Rubens trabalha no mesmo prédio que eu. Ele é um dos porteiros do edifício, responsável pelo turno entre 15h e 22h. Sujeito educado, de fala mansa e sempre disposto a uma prosa, há cerca de quatro meses comecei a reparar que ele sempre aproveitava seu tempo livre para estudar. “Concurso público”, explicou certo dia, ao me chamar para tirar uma dúvida de português.

Rubens tem dois empregos. O de porteiro na Liberdade é seu segundo. O primeiro é fruto de outro concurso público, mas para nível de Ensino Fundamental. “Agora estudo para um de nível um pouco melhor, de Ensino Médio”, comentou.

Coisa de três semanas atrás, numa noite em que esperava pela Aline, vi que Rubens digitava algo num teclado meio velho. Na tela do computador, no entanto, apareciam somente as imagens das câmeras de segurança do prédio. Fiquei sem entender, mas Rubens tinha a resposta: “Não posso tirar as imagens das câmeras da tela, então uso o teclado para praticar minha digitação”.

Rubens havia passado para a segunda fase do concurso para fiscal de alguma coisa. Agora, na etapa final, os candidatos terão que digitar um texto de dois mil toques em menos de 11 minutos. “Você acha que consigo?”, me perguntou, mostrando a velocidade com que conseguia digitar.

Fiquei preocupado. Seus dedos hesitam bastante diante do teclado, especialmente sem poder conferir na tela o que está certo ou errado. Em outra noite dei umas dicas para agilizar um pouco a movimentação dos dedos e mostrei algumas colunas de jornal com os cerca de dois mil caracteres do teste.
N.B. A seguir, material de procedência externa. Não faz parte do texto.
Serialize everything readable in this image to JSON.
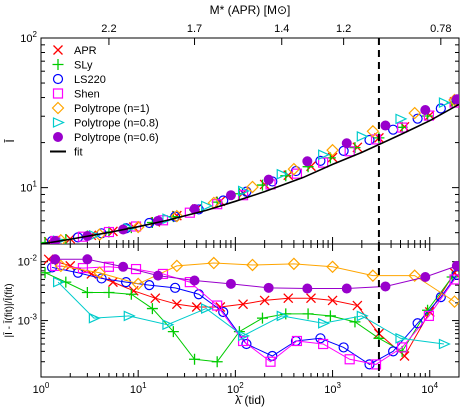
{
  "chart_data": [
    {
      "type": "scatter",
      "title": "",
      "ylabel": "Ī",
      "xscale": "log",
      "yscale": "log",
      "xlim": [
        1,
        20000
      ],
      "ylim": [
        4.2,
        100
      ],
      "grid": false,
      "legend_position": "top-left",
      "top_axis": {
        "label": "M* (APR) [M⊙]",
        "ticks": [
          {
            "lambda": 5,
            "label": "2.2"
          },
          {
            "lambda": 38,
            "label": "1.7"
          },
          {
            "lambda": 300,
            "label": "1.4"
          },
          {
            "lambda": 1300,
            "label": "1.2"
          },
          {
            "lambda": 13000,
            "label": "0.78"
          }
        ]
      },
      "vertical_line": {
        "x": 3000,
        "style": "dashed"
      },
      "series": [
        {
          "name": "APR",
          "marker": "x",
          "color": "#ff0000",
          "x": [
            1.2,
            2,
            3.3,
            5.5,
            9,
            15,
            25,
            40,
            70,
            120,
            200,
            350,
            600,
            1000,
            1800,
            3000,
            5500,
            10000,
            18000
          ],
          "y": [
            4.35,
            4.55,
            4.8,
            5.1,
            5.45,
            5.9,
            6.5,
            7.2,
            8.1,
            9.2,
            10.5,
            12.1,
            13.9,
            15.9,
            18.6,
            21.5,
            25.5,
            30.5,
            37.5
          ]
        },
        {
          "name": "SLy",
          "marker": "plus",
          "color": "#00cc00",
          "x": [
            1.1,
            1.8,
            3,
            5,
            8.5,
            14,
            23,
            38,
            65,
            110,
            190,
            330,
            560,
            950,
            1700,
            3000,
            5200,
            9500,
            17000
          ],
          "y": [
            4.3,
            4.5,
            4.75,
            5.05,
            5.4,
            5.85,
            6.4,
            7.1,
            8,
            9.1,
            10.4,
            12,
            13.8,
            15.8,
            18.5,
            21.5,
            25.3,
            30.1,
            36.8
          ]
        },
        {
          "name": "LS220",
          "marker": "circle-open",
          "color": "#0000ff",
          "x": [
            1.3,
            2.4,
            4.2,
            7.5,
            13,
            24,
            42,
            75,
            130,
            240,
            420,
            750,
            1300,
            2400,
            4200,
            7500,
            13000,
            19000
          ],
          "y": [
            4.4,
            4.65,
            4.95,
            5.35,
            5.8,
            6.4,
            7.15,
            8.2,
            9.4,
            11,
            12.9,
            15.1,
            17.6,
            20.8,
            24.4,
            28.9,
            33.8,
            38.2
          ]
        },
        {
          "name": "Shen",
          "marker": "square-open",
          "color": "#ff00ff",
          "x": [
            1.4,
            2.7,
            5,
            9.5,
            18,
            34,
            65,
            120,
            230,
            430,
            800,
            1500,
            2800,
            5200,
            9800,
            18000
          ],
          "y": [
            4.4,
            4.7,
            5.05,
            5.5,
            6.05,
            6.8,
            7.75,
            8.9,
            10.5,
            12.4,
            14.7,
            17.5,
            21,
            25.2,
            30.3,
            37
          ]
        },
        {
          "name": "Polytrope (n=1)",
          "marker": "diamond-open",
          "color": "#ffa500",
          "x": [
            1.6,
            4,
            10,
            25,
            60,
            150,
            400,
            1000,
            2600,
            7000,
            18000
          ],
          "y": [
            4.45,
            4.85,
            5.45,
            6.45,
            7.9,
            10.1,
            13.3,
            17.8,
            23.8,
            31.5,
            38.5
          ]
        },
        {
          "name": "Polytrope (n=0.8)",
          "marker": "triangle-right-open",
          "color": "#00cccc",
          "x": [
            1.5,
            3.5,
            8,
            20,
            50,
            120,
            300,
            800,
            2000,
            5000,
            14000
          ],
          "y": [
            4.42,
            4.8,
            5.35,
            6.2,
            7.55,
            9.5,
            12.3,
            16.6,
            22,
            28.8,
            37
          ]
        },
        {
          "name": "Polytrope (n=0.6)",
          "marker": "circle-filled",
          "color": "#9900cc",
          "x": [
            1.4,
            3,
            7,
            16,
            38,
            90,
            220,
            550,
            1400,
            3500,
            9000,
            19000
          ],
          "y": [
            4.4,
            4.75,
            5.25,
            6,
            7.2,
            8.9,
            11.3,
            15,
            19.8,
            26,
            33,
            39
          ]
        },
        {
          "name": "fit",
          "marker": "line",
          "color": "#000000",
          "x": [
            1,
            2,
            5,
            10,
            20,
            50,
            100,
            200,
            500,
            1000,
            2000,
            5000,
            10000,
            20000
          ],
          "y": [
            4.2,
            4.52,
            5.02,
            5.48,
            6.05,
            7.05,
            8.1,
            9.4,
            11.7,
            14.3,
            17.2,
            22.6,
            28,
            36
          ]
        }
      ]
    },
    {
      "type": "line",
      "xlabel": "λ̄ (tid)",
      "ylabel": "|Ī - Ī(fit)|/Ī(fit)",
      "xscale": "log",
      "yscale": "log",
      "xlim": [
        1,
        20000
      ],
      "ylim": [
        0.00011,
        0.02
      ],
      "grid": false,
      "x_ticks": [
        "10⁰",
        "10¹",
        "10²",
        "10³",
        "10⁴"
      ],
      "y_ticks": [
        "10⁻²",
        "10⁻³"
      ],
      "vertical_line": {
        "x": 3000,
        "style": "dashed"
      },
      "series": [
        {
          "name": "APR",
          "marker": "x",
          "color": "#ff0000",
          "x": [
            1.2,
            2,
            3.3,
            5.5,
            9,
            15,
            25,
            40,
            70,
            120,
            200,
            350,
            600,
            1000,
            1800,
            3000,
            5500,
            10000,
            18000
          ],
          "y": [
            0.011,
            0.0085,
            0.0062,
            0.0045,
            0.0032,
            0.0024,
            0.0019,
            0.0017,
            0.0017,
            0.0019,
            0.0022,
            0.0024,
            0.0024,
            0.0022,
            0.0018,
            0.0006,
            0.00025,
            0.0014,
            0.0065
          ]
        },
        {
          "name": "SLy",
          "marker": "plus",
          "color": "#00cc00",
          "x": [
            1.1,
            1.8,
            3,
            5,
            8.5,
            14,
            23,
            38,
            65,
            110,
            190,
            330,
            560,
            950,
            1700,
            3000,
            5200,
            9500,
            17000
          ],
          "y": [
            0.0065,
            0.0045,
            0.003,
            0.003,
            0.0028,
            0.0016,
            0.00065,
            0.00022,
            0.0002,
            0.00065,
            0.0011,
            0.0013,
            0.0013,
            0.0012,
            0.00095,
            0.0005,
            0.0003,
            0.0015,
            0.0055
          ]
        },
        {
          "name": "LS220",
          "marker": "circle-open",
          "color": "#0000ff",
          "x": [
            1.3,
            2.4,
            4.2,
            7.5,
            13,
            24,
            42,
            75,
            130,
            240,
            420,
            750,
            1300,
            2400,
            4200,
            7500,
            13000,
            19000
          ],
          "y": [
            0.008,
            0.0065,
            0.0052,
            0.0045,
            0.004,
            0.0036,
            0.0028,
            0.0014,
            0.0004,
            0.00025,
            0.00045,
            0.0005,
            0.00035,
            0.00018,
            0.0003,
            0.0009,
            0.0025,
            0.006
          ]
        },
        {
          "name": "Shen",
          "marker": "square-open",
          "color": "#ff00ff",
          "x": [
            1.4,
            2.7,
            5,
            9.5,
            18,
            34,
            65,
            120,
            230,
            430,
            800,
            1500,
            2800,
            5200,
            9800,
            18000
          ],
          "y": [
            0.0085,
            0.0078,
            0.0082,
            0.0075,
            0.0062,
            0.0045,
            0.0018,
            0.00045,
            0.0002,
            0.00045,
            0.0004,
            0.00022,
            0.00018,
            0.00035,
            0.0012,
            0.005
          ]
        },
        {
          "name": "Polytrope (n=1)",
          "marker": "diamond-open",
          "color": "#ffa500",
          "x": [
            1.6,
            4,
            10,
            25,
            60,
            150,
            400,
            1000,
            2600,
            7000,
            18000
          ],
          "y": [
            0.0085,
            0.0065,
            0.0042,
            0.0085,
            0.0095,
            0.0088,
            0.0092,
            0.0082,
            0.0058,
            0.0058,
            0.0021
          ]
        },
        {
          "name": "Polytrope (n=0.8)",
          "marker": "triangle-right-open",
          "color": "#00cccc",
          "x": [
            1.5,
            3.5,
            8,
            20,
            50,
            120,
            300,
            800,
            2000,
            5000,
            14000
          ],
          "y": [
            0.0045,
            0.0011,
            0.0012,
            0.00085,
            0.0016,
            0.00055,
            0.0012,
            0.0009,
            0.0012,
            0.0005,
            0.0004
          ]
        },
        {
          "name": "Polytrope (n=0.6)",
          "marker": "circle-filled",
          "color": "#9900cc",
          "x": [
            1.4,
            3,
            7,
            16,
            38,
            90,
            220,
            550,
            1400,
            3500,
            9000,
            19000
          ],
          "y": [
            0.011,
            0.011,
            0.0082,
            0.0058,
            0.0048,
            0.0042,
            0.0036,
            0.0035,
            0.0035,
            0.0038,
            0.0055,
            0.0085
          ]
        }
      ]
    }
  ],
  "legend": {
    "entries": [
      "APR",
      "SLy",
      "LS220",
      "Shen",
      "Polytrope (n=1)",
      "Polytrope (n=0.8)",
      "Polytrope (n=0.6)",
      "fit"
    ]
  }
}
Rubens ainda não sabe quando a prova da segunda fase será marcada – tem certeza somente de que será após o segundo turno das eleições. “Se eu passo nesse concurso estou feito. Se não passar, ao menos terei aprendido a digitar direito”, disse dia desses. No último feriado, chegou a ficar treinando em casa, com a tela do computador disponível, até duas da manhã. Ontem, ao ir embora, ele estava praticando, como sempre. Aos poucos, vai ganhando velocidade.